Transparency: How The Escapist was wrong about Star Citizen and how the rest of us can avoid that mistake
Many people believe that games journalism consists of playing games all day and scribbling down a few words about press releases or posts on an official fan site. And there is a bit of that, for sure. But true journalists follow a creed that includes citing sources and a degree of unbiased reporting. Personally, I am not as good as I'd like to be on that last point, but I do attempt to give a mention of both sides of an argument, if there is one. Believe it or not, regular journalists have an ethics code. And I truly believe that games journalists should also follow this code to the best of their abilities.

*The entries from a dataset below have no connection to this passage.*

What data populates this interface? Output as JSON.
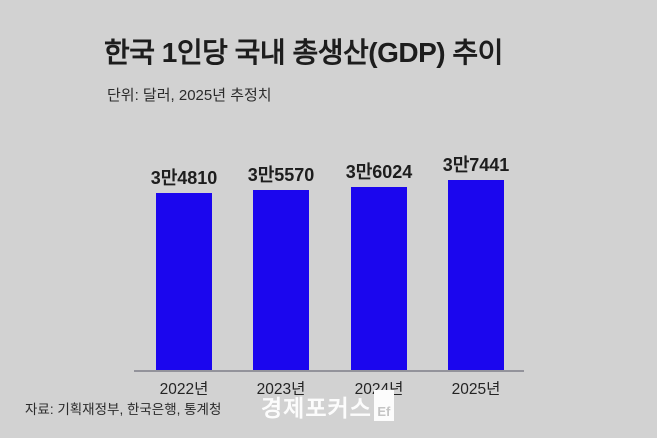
{
  "page": {
    "background_color": "#d2d2d2"
  },
  "header": {
    "title": "한국 1인당 국내 총생산(GDP) 추이",
    "subtitle": "단위: 달러, 2025년 추정치"
  },
  "chart_data": {
    "type": "bar",
    "title": "한국 1인당 국내 총생산(GDP) 추이",
    "subtitle": "단위: 달러, 2025년 추정치",
    "categories": [
      "2022년",
      "2023년",
      "2024년",
      "2025년"
    ],
    "values": [
      34810,
      35570,
      36024,
      37441
    ],
    "value_labels": [
      "3만4810",
      "3만5570",
      "3만6024",
      "3만7441"
    ],
    "unit": "달러",
    "ylim": [
      0,
      37441
    ],
    "bar_color": "#1b06ee",
    "axis_color": "#93939b",
    "grid": false,
    "legend": "none",
    "note": "2025년 추정치"
  },
  "footer": {
    "source": "자료: 기획재정부, 한국은행, 통계청",
    "logo_text": "경제포커스",
    "logo_badge": "Ef"
  }
}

I understand that not all games journalists are professionals, and many will claim that they aren’t journalists at all. However, I follow the duck principle when it comes to calling someone a journalist: If it looks like a duck, smells like a duck, and sounds like a duck, it’s a duck. If someone does the same things as a journalist -- writing, reporting, reviewing, researching, etc. -- then that person is a journalist, even if they call themselves a comedian or a fansite or an enthusiast. Some people might disagree with me, and that’s fine. But for the purposes of this article it might be a good thing to keep in mind what I said because I want to tell a story that had the potential to ruin a game because of poor journalism.
The Escapist v Cloud Imperium
I don’t personally know the writers at the Escapist, and since most of the people that I did follow have moved on, I haven’t read much of the site recently. However, a recent post about employees at Cloud Imperium, the makers of Star Citizen, caught my attention. The title alone was enough to draw me in: “Star Citizen Employees Speak Out on Project Woes”. But there were also other standout quotes that were highlighted:
“It was incredibly toxic, I had to get out.”

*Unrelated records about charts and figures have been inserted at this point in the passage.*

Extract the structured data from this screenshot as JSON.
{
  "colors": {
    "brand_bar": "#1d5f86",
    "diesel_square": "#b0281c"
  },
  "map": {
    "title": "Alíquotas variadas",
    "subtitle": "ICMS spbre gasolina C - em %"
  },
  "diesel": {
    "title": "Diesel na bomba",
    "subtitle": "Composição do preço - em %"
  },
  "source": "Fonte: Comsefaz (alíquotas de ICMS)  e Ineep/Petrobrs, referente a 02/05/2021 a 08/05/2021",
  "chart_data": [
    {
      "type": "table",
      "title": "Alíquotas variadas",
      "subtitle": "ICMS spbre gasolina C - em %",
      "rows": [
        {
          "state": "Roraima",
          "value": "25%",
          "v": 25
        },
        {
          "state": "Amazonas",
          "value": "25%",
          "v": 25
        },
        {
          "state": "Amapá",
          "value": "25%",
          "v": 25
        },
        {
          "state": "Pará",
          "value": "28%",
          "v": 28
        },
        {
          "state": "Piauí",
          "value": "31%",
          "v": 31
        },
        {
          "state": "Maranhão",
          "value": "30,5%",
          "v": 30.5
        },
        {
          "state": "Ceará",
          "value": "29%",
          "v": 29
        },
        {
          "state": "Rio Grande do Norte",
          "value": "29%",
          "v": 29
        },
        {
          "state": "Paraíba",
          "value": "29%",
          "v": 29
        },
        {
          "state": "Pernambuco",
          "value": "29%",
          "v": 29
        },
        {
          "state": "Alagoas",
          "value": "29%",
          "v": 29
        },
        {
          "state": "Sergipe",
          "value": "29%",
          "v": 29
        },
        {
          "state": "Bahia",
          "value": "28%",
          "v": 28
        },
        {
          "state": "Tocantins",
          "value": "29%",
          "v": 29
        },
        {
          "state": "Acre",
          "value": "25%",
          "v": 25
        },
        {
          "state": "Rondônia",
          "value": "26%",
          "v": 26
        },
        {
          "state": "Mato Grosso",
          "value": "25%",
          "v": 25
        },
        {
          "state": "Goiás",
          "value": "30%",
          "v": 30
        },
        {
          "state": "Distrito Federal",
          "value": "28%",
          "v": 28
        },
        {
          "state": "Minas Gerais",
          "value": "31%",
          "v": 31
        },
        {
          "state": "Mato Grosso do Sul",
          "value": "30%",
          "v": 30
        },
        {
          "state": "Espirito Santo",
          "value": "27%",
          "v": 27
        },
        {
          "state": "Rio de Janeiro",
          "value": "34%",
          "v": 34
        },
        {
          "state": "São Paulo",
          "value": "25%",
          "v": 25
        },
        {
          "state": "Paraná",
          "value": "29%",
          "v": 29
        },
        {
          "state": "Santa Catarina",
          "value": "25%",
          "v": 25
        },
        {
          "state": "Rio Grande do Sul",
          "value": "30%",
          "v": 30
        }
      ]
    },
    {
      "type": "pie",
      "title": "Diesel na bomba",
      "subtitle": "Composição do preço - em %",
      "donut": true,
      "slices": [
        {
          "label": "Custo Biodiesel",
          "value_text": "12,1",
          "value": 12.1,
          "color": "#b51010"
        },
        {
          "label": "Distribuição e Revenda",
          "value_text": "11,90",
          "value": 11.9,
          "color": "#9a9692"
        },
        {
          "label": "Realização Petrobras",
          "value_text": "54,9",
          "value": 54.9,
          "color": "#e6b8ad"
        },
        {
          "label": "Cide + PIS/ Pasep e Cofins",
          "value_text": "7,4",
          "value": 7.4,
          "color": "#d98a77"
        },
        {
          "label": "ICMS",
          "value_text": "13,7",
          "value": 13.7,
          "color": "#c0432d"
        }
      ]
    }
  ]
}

“[Chris Roberts] was actively ignoring the input of people who have been in and a part of the industry that entire time.”
“[The VP of Marketing] would write emails with so much profanity. She would call people stupid, retard, f*ggot. Accuse men of not having balls.”
These statements were too horrible to believe, and as it turns out, they were literally incredible. The quotes were stated as being anonymous sources who reached out to the Escapist, but as it turns out, the sources might not have reached out to the Escapist at all, and the statements about protecting the identities of the CI employees were a misnomer. Evidence suggest that the quotes came from a site called Glassdoor.
Before I continue, I’d like to explain that I still have respect for the Escapist, and I am not saying that the writer of the article is a bad journalist. All of us make mistakes; no one is above them. Making mistakes does not make us bad at our jobs, but failing to learn from them does.
Using this situation as an example, I would like take a moment to outline the issues and how we can avoid them in the future. Most of the issues revolve around the source material.
Cite the original sources
I cannot know the motivation behind the way the Escapist article was written. I am earnestly not accusing the reporter of malice, but looking at the article and comparing it to the evidence cited by a Reddit poster, it’s hard to not see some red flags.
The first line of the journalist’s code of ethics is:
“Take responsibility for the accuracy of their work. Verify information before releasing it. Use original sources whenever possible.”
Many sites will have the source of the statements at the bottom of the post. Others, like this one that you’re reading, will put the sources in the article itself. In our example article, the reporter didn’t cite Glassdoor as the source, which led readers to believe that she spoke to the Cloud Imperium employees herself. Now, I guess it’s possible that she did, but the evidence points to her not having done that.
Be as clear as you can about the sources
I think one of the biggest issues that I have about the sources from the Escapist article is that we don’t know anything solid about the sources. We don’t know which department they worked in. We don’t know what their job entailed. There is next to nothing written about the sources other than to say they were employees at Cloud Imperium. It would be nice to know if the employees quoted were department heads or QA testers.
Consider the motivation of the sources
Perhaps I’m missing it -- someone can point it out to me -- but I don’t see any consideration in the piece for why the employees at CI might have spoken out. There is also little consideration for why the employees wanted to be completely anonymous, and out of the nine cited sources, none of them wanted to be identified in any way? Although there might be perfectly credible reasons for not wanting to be identified, it kills the credibility of the piece.
Don’t write sensationally just for the sake of it
I will freely admit that I’ve written some pieces for the sake of being sensational. Sometimes, it was because I was told to, but I’d be lying if I said that none of it was my choice. I’ve written some pieces for the sheer purpose of getting attention. It’s rarely turned out to be a positive experience, and we journalists should strive to inform, even though we are attempting to get clicks at the same time.
As I said, I believe that this article serves as an object lesson, and we should use it as an example of what not to do. If these types of articles happen too often, they cut into the credibility of games journalism as a whole.
If you’re a fan writing for a fansite or a motivated writer for GameSkinny, remember you’re a journalist, and everything you do should be written with a level of integrity and pride.